Quando se quer estar junto,
não basta dizer "eu te amo",
precisa-se VIVENCIAR o AMOR.
Cássia Vicente
 
 
Conviver não é amar. Conviver é carmíco, estar junto por amor é divino.
 
Adorar não é amar. Quando se ama não se idolatra (adora).
 
Um parêntese:
Uma mais que amiga me disse:
"Costuma-se confundir o amor, pensa-se que para amar
tem que ter a trilogia: adorar, sexo e convivência".
 
E eu entendi que,
Quando se ama, se ama e pronto, independente de convivência, de sexo;
não é preciso quando amo, estar junto, ter sexo;  precisa-se  vivenciar este amor
da forma que se tem e se ama o tem incondicionalmente.

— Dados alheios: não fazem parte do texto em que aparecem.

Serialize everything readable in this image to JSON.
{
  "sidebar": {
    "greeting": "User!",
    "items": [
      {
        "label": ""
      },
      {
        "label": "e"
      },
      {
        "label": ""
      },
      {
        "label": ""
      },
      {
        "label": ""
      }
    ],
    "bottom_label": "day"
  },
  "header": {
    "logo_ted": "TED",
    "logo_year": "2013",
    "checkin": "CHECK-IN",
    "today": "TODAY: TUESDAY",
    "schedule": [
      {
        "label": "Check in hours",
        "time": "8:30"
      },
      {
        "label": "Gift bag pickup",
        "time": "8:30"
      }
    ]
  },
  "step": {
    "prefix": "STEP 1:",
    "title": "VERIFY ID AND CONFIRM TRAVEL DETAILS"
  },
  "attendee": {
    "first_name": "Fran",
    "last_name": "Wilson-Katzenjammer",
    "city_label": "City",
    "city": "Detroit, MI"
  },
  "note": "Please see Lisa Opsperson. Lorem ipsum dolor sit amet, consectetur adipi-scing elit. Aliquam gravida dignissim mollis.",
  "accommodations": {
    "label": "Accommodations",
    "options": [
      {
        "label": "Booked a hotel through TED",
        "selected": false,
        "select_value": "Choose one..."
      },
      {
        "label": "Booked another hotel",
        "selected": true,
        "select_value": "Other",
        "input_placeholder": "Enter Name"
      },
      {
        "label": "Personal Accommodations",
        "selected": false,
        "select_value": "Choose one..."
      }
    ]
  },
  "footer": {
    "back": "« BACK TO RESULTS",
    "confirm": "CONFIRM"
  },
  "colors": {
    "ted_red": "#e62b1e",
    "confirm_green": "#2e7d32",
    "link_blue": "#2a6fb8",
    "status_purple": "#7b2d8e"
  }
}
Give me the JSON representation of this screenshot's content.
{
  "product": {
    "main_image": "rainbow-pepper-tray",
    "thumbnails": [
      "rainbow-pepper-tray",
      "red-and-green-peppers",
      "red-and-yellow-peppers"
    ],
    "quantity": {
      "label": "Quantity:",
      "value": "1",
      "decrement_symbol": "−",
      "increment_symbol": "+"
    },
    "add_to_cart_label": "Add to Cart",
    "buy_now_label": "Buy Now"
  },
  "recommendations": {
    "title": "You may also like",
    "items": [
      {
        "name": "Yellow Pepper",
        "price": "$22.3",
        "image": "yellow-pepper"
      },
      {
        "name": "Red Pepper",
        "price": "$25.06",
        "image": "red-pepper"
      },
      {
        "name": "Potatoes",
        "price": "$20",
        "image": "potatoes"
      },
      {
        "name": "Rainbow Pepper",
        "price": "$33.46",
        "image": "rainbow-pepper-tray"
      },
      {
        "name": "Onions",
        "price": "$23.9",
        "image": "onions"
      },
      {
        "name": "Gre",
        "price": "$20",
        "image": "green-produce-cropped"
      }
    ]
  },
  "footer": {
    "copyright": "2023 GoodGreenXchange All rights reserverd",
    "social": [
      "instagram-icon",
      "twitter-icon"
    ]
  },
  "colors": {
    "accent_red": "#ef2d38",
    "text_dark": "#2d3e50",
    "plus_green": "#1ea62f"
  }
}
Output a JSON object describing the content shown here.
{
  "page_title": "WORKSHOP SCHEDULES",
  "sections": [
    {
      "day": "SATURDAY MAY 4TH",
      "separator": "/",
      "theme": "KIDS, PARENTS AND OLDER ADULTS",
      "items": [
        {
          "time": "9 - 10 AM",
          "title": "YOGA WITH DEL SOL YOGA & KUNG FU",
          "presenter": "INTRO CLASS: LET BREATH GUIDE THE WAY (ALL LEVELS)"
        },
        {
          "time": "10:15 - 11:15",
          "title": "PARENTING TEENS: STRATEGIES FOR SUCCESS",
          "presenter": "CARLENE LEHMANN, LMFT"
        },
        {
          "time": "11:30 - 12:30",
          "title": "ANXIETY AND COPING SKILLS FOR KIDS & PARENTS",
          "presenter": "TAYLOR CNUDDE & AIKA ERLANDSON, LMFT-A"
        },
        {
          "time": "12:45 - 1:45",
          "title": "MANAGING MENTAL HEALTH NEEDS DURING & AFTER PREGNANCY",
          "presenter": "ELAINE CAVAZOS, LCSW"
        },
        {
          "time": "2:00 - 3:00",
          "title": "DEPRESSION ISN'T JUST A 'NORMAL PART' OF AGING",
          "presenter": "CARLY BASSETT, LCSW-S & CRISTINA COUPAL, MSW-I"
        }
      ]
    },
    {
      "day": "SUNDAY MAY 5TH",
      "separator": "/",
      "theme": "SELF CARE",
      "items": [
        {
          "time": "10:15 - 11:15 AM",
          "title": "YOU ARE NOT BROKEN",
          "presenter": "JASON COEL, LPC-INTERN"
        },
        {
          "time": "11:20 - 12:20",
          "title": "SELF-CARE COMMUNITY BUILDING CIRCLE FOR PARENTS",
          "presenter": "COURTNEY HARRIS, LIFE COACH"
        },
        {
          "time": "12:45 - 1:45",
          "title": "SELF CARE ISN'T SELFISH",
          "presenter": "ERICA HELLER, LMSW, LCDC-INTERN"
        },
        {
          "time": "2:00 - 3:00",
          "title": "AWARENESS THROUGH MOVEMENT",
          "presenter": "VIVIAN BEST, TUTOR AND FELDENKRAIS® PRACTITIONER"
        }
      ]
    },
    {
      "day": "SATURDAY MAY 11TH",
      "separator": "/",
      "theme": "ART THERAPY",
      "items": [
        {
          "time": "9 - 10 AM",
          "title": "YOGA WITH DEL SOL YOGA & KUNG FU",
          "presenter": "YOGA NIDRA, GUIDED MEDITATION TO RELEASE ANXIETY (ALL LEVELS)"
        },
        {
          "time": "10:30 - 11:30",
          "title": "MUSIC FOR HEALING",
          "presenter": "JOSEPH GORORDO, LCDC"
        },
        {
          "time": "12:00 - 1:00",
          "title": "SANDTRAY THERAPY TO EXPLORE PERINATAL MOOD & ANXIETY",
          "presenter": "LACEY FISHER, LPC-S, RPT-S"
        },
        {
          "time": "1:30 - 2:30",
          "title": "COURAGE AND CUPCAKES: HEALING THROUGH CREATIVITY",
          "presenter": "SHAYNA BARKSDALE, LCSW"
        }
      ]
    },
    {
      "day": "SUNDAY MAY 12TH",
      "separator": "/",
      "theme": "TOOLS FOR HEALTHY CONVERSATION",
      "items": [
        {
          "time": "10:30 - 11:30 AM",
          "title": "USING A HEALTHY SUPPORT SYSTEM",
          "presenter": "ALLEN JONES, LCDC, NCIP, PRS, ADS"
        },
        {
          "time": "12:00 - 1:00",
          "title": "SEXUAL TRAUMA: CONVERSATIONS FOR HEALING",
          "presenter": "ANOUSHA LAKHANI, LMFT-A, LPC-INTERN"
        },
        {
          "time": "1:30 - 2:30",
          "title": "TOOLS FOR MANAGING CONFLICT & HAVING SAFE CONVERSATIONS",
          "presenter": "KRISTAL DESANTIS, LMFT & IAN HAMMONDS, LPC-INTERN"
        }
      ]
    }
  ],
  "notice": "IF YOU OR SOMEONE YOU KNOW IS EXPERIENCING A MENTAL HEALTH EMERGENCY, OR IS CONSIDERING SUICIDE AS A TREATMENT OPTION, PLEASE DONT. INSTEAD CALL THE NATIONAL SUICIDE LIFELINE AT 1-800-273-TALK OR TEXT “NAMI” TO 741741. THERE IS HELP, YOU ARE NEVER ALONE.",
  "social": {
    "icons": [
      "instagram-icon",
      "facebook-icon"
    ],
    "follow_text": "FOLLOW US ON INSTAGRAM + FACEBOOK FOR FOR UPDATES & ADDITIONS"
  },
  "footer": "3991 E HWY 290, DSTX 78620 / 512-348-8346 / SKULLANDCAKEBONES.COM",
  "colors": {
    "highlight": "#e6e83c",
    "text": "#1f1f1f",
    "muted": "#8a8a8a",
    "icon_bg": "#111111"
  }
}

E muitas vezes se ama aquele que não se convive diariamente.
Fecha parêntese
 
Para amar, tem que entender, relevar, perdoar.
Aceitar os "defeitos"
(pensamentos e ações que não aceita-se por não compreender que cada um "vive seu momento")
do outro como "humana".
 
Adorar, se adora uma divindade, e uma divindade presume-se "perfeita".
Que ser humano é perfeito? ainda tem-se que  gargar a montanha passo a passo
para eliminar as imperfeições recebendo e dando amor.
 
Quando se troca ou equivoca o "amar por adorar"
subtende-se que a pessoa ainda não encontrou em si "o amor",
porque, para amar o outro precisa se amar em primeiro lugar.
Não! Não é egoísmo, é lei a do retorno.
 
Para entender o amor tem que "se amar" profundamente,
então sim, se coloca o amor ao outro "ao lado" do amor que tem por si, jamais na frente ou atrás,
nunca primeiro as "responsabilidades" (diria fuga) depois o amor.
O amor é prioridade quando é verdadeiramente entendido e sentido.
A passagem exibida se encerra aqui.